Crawl Before You Walk
Apparently, in the fight between brainpower and willpower, willpower loses. But what if your resolutions are business-related? What if you’ve resolved to get your office more organized, beef up your social media presence, pay more attention to new HVAC technologies, and so on?
Another Stanford brainiac, B.J. Fogg, who heads up the persuasive technology lab at the university, said making permanent changes starts with changing your daily habits, one habit at a time. So, instead of setting a vague goal like “get organized,” a better approach would be to dedicate the first 10 minutes of each workday to straightening up your work area and organizing your emails. Once you’ve mastered that, move on to the next habit to change. Baby steps — they add up.

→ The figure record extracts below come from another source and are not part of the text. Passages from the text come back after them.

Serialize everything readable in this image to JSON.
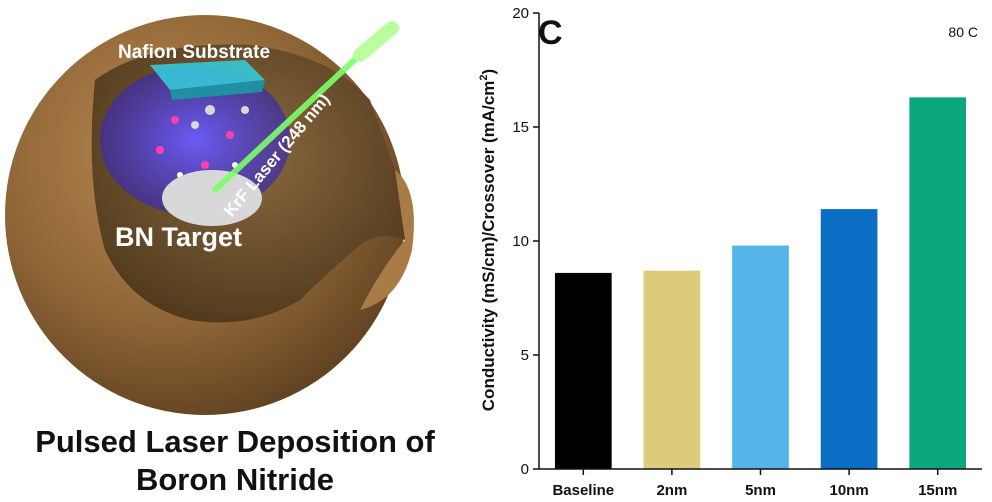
{
  "illustration": {
    "substrate_label": "Nafion Substrate",
    "target_label": "BN Target",
    "laser_label": "KrF Laser (248 nm)",
    "caption_line1": "Pulsed Laser Deposition of",
    "caption_line2": "Boron Nitride"
  },
  "chart_data": {
    "type": "bar",
    "panel_letter": "C",
    "annotation": "80 C",
    "categories": [
      "Baseline",
      "2nm",
      "5nm",
      "10nm",
      "15nm"
    ],
    "values": [
      8.6,
      8.7,
      9.8,
      11.4,
      16.3
    ],
    "colors": [
      "#000000",
      "#dccb7a",
      "#55b4e8",
      "#0a6fc4",
      "#0aa77c"
    ],
    "xlabel": "",
    "ylabel_main": "Conductivity (mS/cm)/Crossover (mA/cm",
    "ylabel_sup": "2",
    "ylabel_close": ")",
    "ylim": [
      0,
      20
    ],
    "yticks": [
      0,
      5,
      10,
      15,
      20
    ]
  }
}
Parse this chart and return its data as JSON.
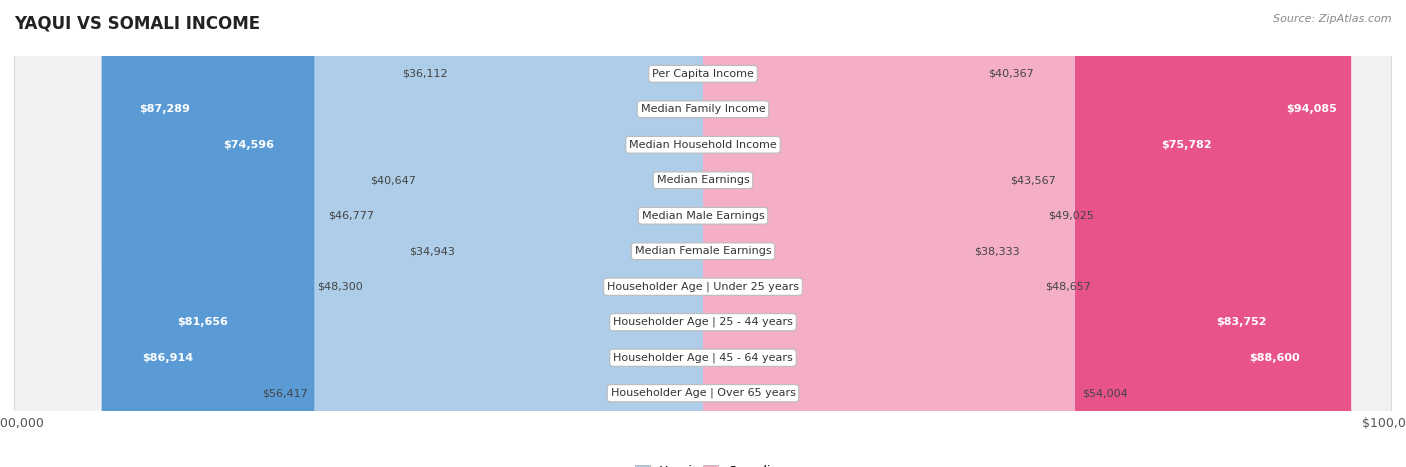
{
  "title": "YAQUI VS SOMALI INCOME",
  "source": "Source: ZipAtlas.com",
  "categories": [
    "Per Capita Income",
    "Median Family Income",
    "Median Household Income",
    "Median Earnings",
    "Median Male Earnings",
    "Median Female Earnings",
    "Householder Age | Under 25 years",
    "Householder Age | 25 - 44 years",
    "Householder Age | 45 - 64 years",
    "Householder Age | Over 65 years"
  ],
  "yaqui_values": [
    36112,
    87289,
    74596,
    40647,
    46777,
    34943,
    48300,
    81656,
    86914,
    56417
  ],
  "somali_values": [
    40367,
    94085,
    75782,
    43567,
    49025,
    38333,
    48657,
    83752,
    88600,
    54004
  ],
  "yaqui_labels": [
    "$36,112",
    "$87,289",
    "$74,596",
    "$40,647",
    "$46,777",
    "$34,943",
    "$48,300",
    "$81,656",
    "$86,914",
    "$56,417"
  ],
  "somali_labels": [
    "$40,367",
    "$94,085",
    "$75,782",
    "$43,567",
    "$49,025",
    "$38,333",
    "$48,657",
    "$83,752",
    "$88,600",
    "$54,004"
  ],
  "max_val": 100000,
  "yaqui_color_light": "#aecde8",
  "yaqui_color_dark": "#5b9bd5",
  "somali_color_light": "#f4aec8",
  "somali_color_dark": "#e8538a",
  "row_bg_color": "#f2f2f2",
  "row_border_color": "#cccccc",
  "label_fontsize": 8.5,
  "title_fontsize": 12,
  "threshold_dark": 60000,
  "bar_height": 0.6
}
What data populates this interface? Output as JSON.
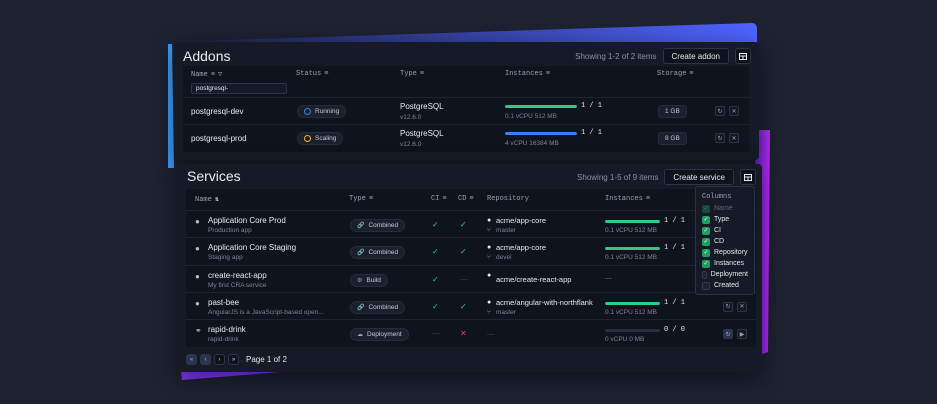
{
  "addons": {
    "title": "Addons",
    "showing": "Showing 1-2 of 2 items",
    "create_label": "Create addon",
    "columns": [
      "Name",
      "Status",
      "Type",
      "Instances",
      "Storage"
    ],
    "filter_value": "postgresql-",
    "rows": [
      {
        "name": "postgresql-dev",
        "status": "Running",
        "status_color": "#3b7ff5",
        "type": "PostgreSQL",
        "version": "v12.6.0",
        "count": "1 / 1",
        "fill": 1.0,
        "fill_color": "#2ecb86",
        "res": "0.1 vCPU  512 MB",
        "storage": "1 GB"
      },
      {
        "name": "postgresql-prod",
        "status": "Scaling",
        "status_color": "#f0b429",
        "type": "PostgreSQL",
        "version": "v12.6.0",
        "count": "1 / 1",
        "fill": 1.0,
        "fill_color": "#3b7ff5",
        "res": "4 vCPU  16384 MB",
        "storage": "8 GB"
      }
    ]
  },
  "services": {
    "title": "Services",
    "showing": "Showing 1-5 of 9 items",
    "create_label": "Create service",
    "columns": [
      "Name",
      "Type",
      "CI",
      "CD",
      "Repository",
      "Instances"
    ],
    "rows": [
      {
        "name": "Application Core Prod",
        "desc": "Production app",
        "type": "Combined",
        "ci": "check",
        "cd": "check",
        "repo": "acme/app-core",
        "branch": "master",
        "count": "1 / 1",
        "fill": 1.0,
        "res": "0.1 vCPU 512 MB"
      },
      {
        "name": "Application Core Staging",
        "desc": "Staging app",
        "type": "Combined",
        "ci": "check",
        "cd": "check",
        "repo": "acme/app-core",
        "branch": "devel",
        "count": "1 / 1",
        "fill": 1.0,
        "res": "0.1 vCPU 512 MB"
      },
      {
        "name": "create-react-app",
        "desc": "My first CRA service",
        "type": "Build",
        "ci": "check",
        "cd": "dash",
        "repo": "acme/create-react-app",
        "branch": "",
        "count": "",
        "fill": 0,
        "res": "—"
      },
      {
        "name": "past-bee",
        "desc": "AngularJS is a JavaScript-based open...",
        "type": "Combined",
        "ci": "check",
        "cd": "check",
        "repo": "acme/angular-with-northflank",
        "branch": "master",
        "count": "1 / 1",
        "fill": 1.0,
        "res": "0.1 vCPU 512 MB"
      },
      {
        "name": "rapid-drink",
        "desc": "rapid-drink",
        "type": "Deployment",
        "ci": "dash",
        "cd": "cross",
        "repo": "—",
        "branch": "",
        "count": "0 / 0",
        "fill": 0,
        "res": "0 vCPU 0 MB"
      }
    ],
    "page_label": "Page 1 of 2"
  },
  "columns_menu": {
    "title": "Columns",
    "items": [
      {
        "label": "Name",
        "checked": true,
        "disabled": true
      },
      {
        "label": "Type",
        "checked": true
      },
      {
        "label": "CI",
        "checked": true
      },
      {
        "label": "CD",
        "checked": true
      },
      {
        "label": "Repository",
        "checked": true
      },
      {
        "label": "Instances",
        "checked": true
      },
      {
        "label": "Deployment",
        "checked": false
      },
      {
        "label": "Created",
        "checked": false
      }
    ]
  },
  "colors": {
    "accent_blue": "#3b7ff5",
    "accent_purple": "#a322f0",
    "green": "#2ecb86",
    "red": "#e04444",
    "amber": "#f0b429"
  }
}
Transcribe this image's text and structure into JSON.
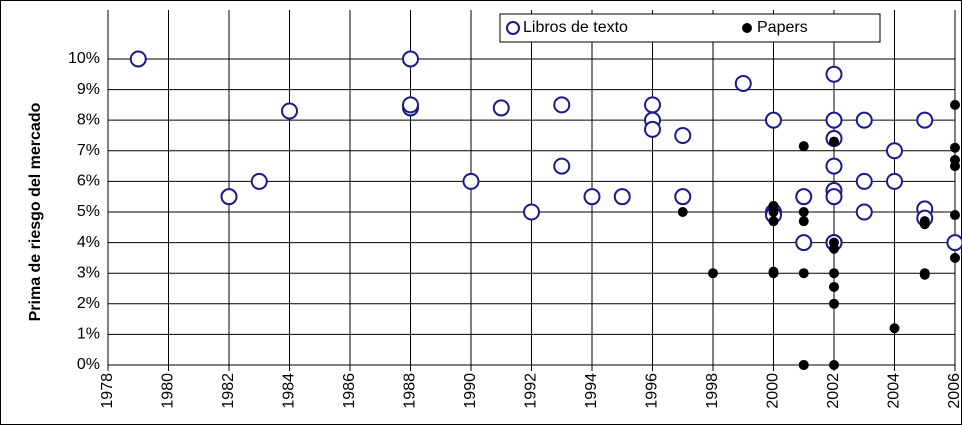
{
  "chart_data": {
    "type": "scatter",
    "y_label": "Prima de riesgo del mercado",
    "xlim": [
      1978,
      2006
    ],
    "xticks": [
      1978,
      1980,
      1982,
      1984,
      1986,
      1988,
      1990,
      1992,
      1994,
      1996,
      1998,
      2000,
      2002,
      2004,
      2006
    ],
    "ylim": [
      0,
      11.6
    ],
    "yticks": [
      {
        "value": 0,
        "label": "0%"
      },
      {
        "value": 1,
        "label": "1%"
      },
      {
        "value": 2,
        "label": "2%"
      },
      {
        "value": 3,
        "label": "3%"
      },
      {
        "value": 4,
        "label": "4%"
      },
      {
        "value": 5,
        "label": "5%"
      },
      {
        "value": 6,
        "label": "6%"
      },
      {
        "value": 7,
        "label": "7%"
      },
      {
        "value": 8,
        "label": "8%"
      },
      {
        "value": 9,
        "label": "9%"
      },
      {
        "value": 10,
        "label": "10%"
      }
    ],
    "grid": true,
    "legend": "top-right",
    "series": [
      {
        "name": "Libros de texto",
        "color": "#1a1a8c",
        "marker": "open",
        "x": [
          1979,
          1982,
          1983,
          1984,
          1988,
          1988,
          1988,
          1990,
          1991,
          1992,
          1993,
          1993,
          1994,
          1995,
          1996,
          1996,
          1996,
          1997,
          1997,
          1999,
          2000,
          2000,
          2000,
          2001,
          2001,
          2002,
          2002,
          2002,
          2002,
          2002,
          2002,
          2002,
          2002,
          2003,
          2003,
          2003,
          2004,
          2004,
          2005,
          2005,
          2005,
          2006
        ],
        "values": [
          10,
          5.5,
          6,
          8.3,
          8.4,
          8.5,
          10,
          6,
          8.4,
          5,
          8.5,
          6.5,
          5.5,
          5.5,
          8.5,
          8.0,
          7.7,
          7.5,
          5.5,
          9.2,
          8,
          5,
          4.9,
          5.5,
          4,
          9.5,
          8,
          7.4,
          6.5,
          5.7,
          5.5,
          4,
          4,
          8,
          6,
          5,
          7,
          6,
          8,
          5.1,
          4.8,
          4
        ]
      },
      {
        "name": "Papers",
        "color": "#000000",
        "marker": "filled",
        "x": [
          1997,
          1998,
          2000,
          2000,
          2000,
          2000,
          2000,
          2000,
          2001,
          2001,
          2001,
          2001,
          2001,
          2001,
          2002,
          2002,
          2002,
          2002,
          2002,
          2002,
          2002,
          2004,
          2005,
          2005,
          2005,
          2005,
          2006,
          2006,
          2006,
          2006,
          2006,
          2006
        ],
        "values": [
          5,
          3,
          5.2,
          5.1,
          5,
          4.7,
          3.05,
          3,
          7.15,
          5,
          4.7,
          3,
          0,
          0,
          7.3,
          4,
          3.8,
          3,
          2.55,
          2,
          0,
          1.2,
          4.7,
          4.6,
          3,
          2.95,
          8.5,
          7.1,
          6.7,
          6.5,
          4.9,
          3.5
        ]
      }
    ]
  }
}
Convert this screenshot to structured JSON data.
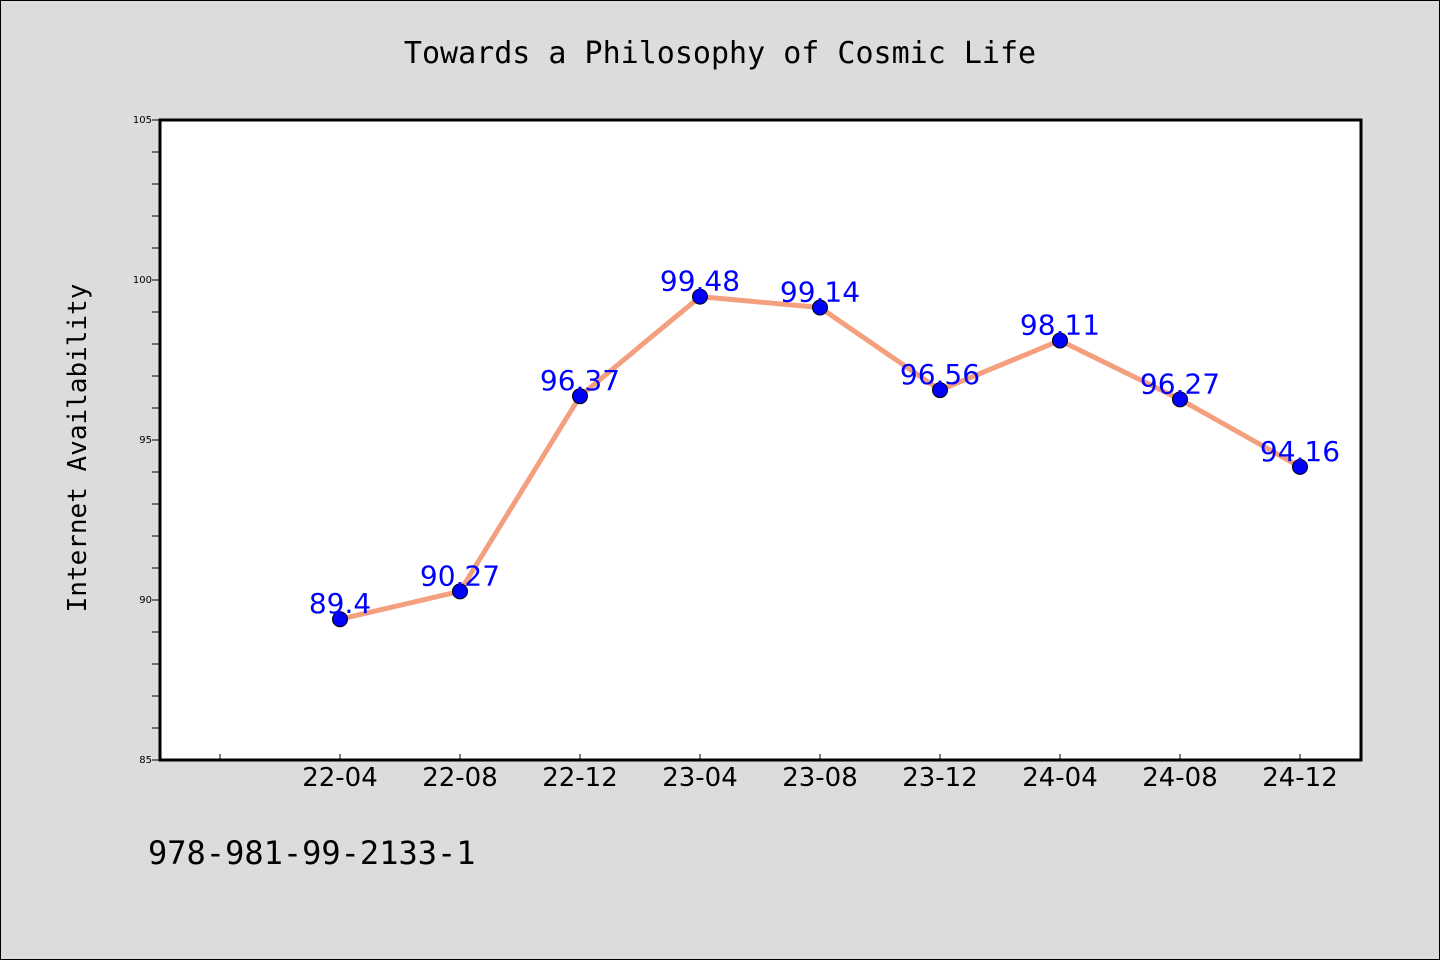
{
  "figure": {
    "background": "#dcdcdc",
    "footnote": "978-981-99-2133-1"
  },
  "chart_data": {
    "type": "line",
    "title": "Towards a Philosophy of Cosmic Life",
    "xlabel": "",
    "ylabel": "Internet Availability",
    "categories": [
      "22-04",
      "22-08",
      "22-12",
      "23-04",
      "23-08",
      "23-12",
      "24-04",
      "24-08",
      "24-12"
    ],
    "series": [
      {
        "values": [
          89.4,
          90.27,
          96.37,
          99.48,
          99.14,
          96.56,
          98.11,
          96.27,
          94.16
        ],
        "data_labels": [
          "89.4",
          "90.27",
          "96.37",
          "99.48",
          "99.14",
          "96.56",
          "98.11",
          "96.27",
          "94.16"
        ],
        "line_color": "#f4a07f",
        "marker_color": "#0000ff",
        "label_color": "#0000ff"
      }
    ],
    "ylim": [
      85,
      105
    ],
    "yticks": [
      85,
      90,
      95,
      100,
      105
    ],
    "grid": false,
    "legend": "none",
    "plot_background": "#ffffff"
  }
}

So, enough of this resolution nonsense. It’s the first week of a whole new year, and we’re all compelled to do something drastic and change things about ourselves and businesses, but that’s not realistic. If we want to make changes — real, permanent changes — it’s going to take time, patience, and dedication.
I have my own goals for 2014. I have a step-by-step, realistic plan to achieve them. I am going to take 2014 by the horns, wrestle it to the ground, and own it. How about you?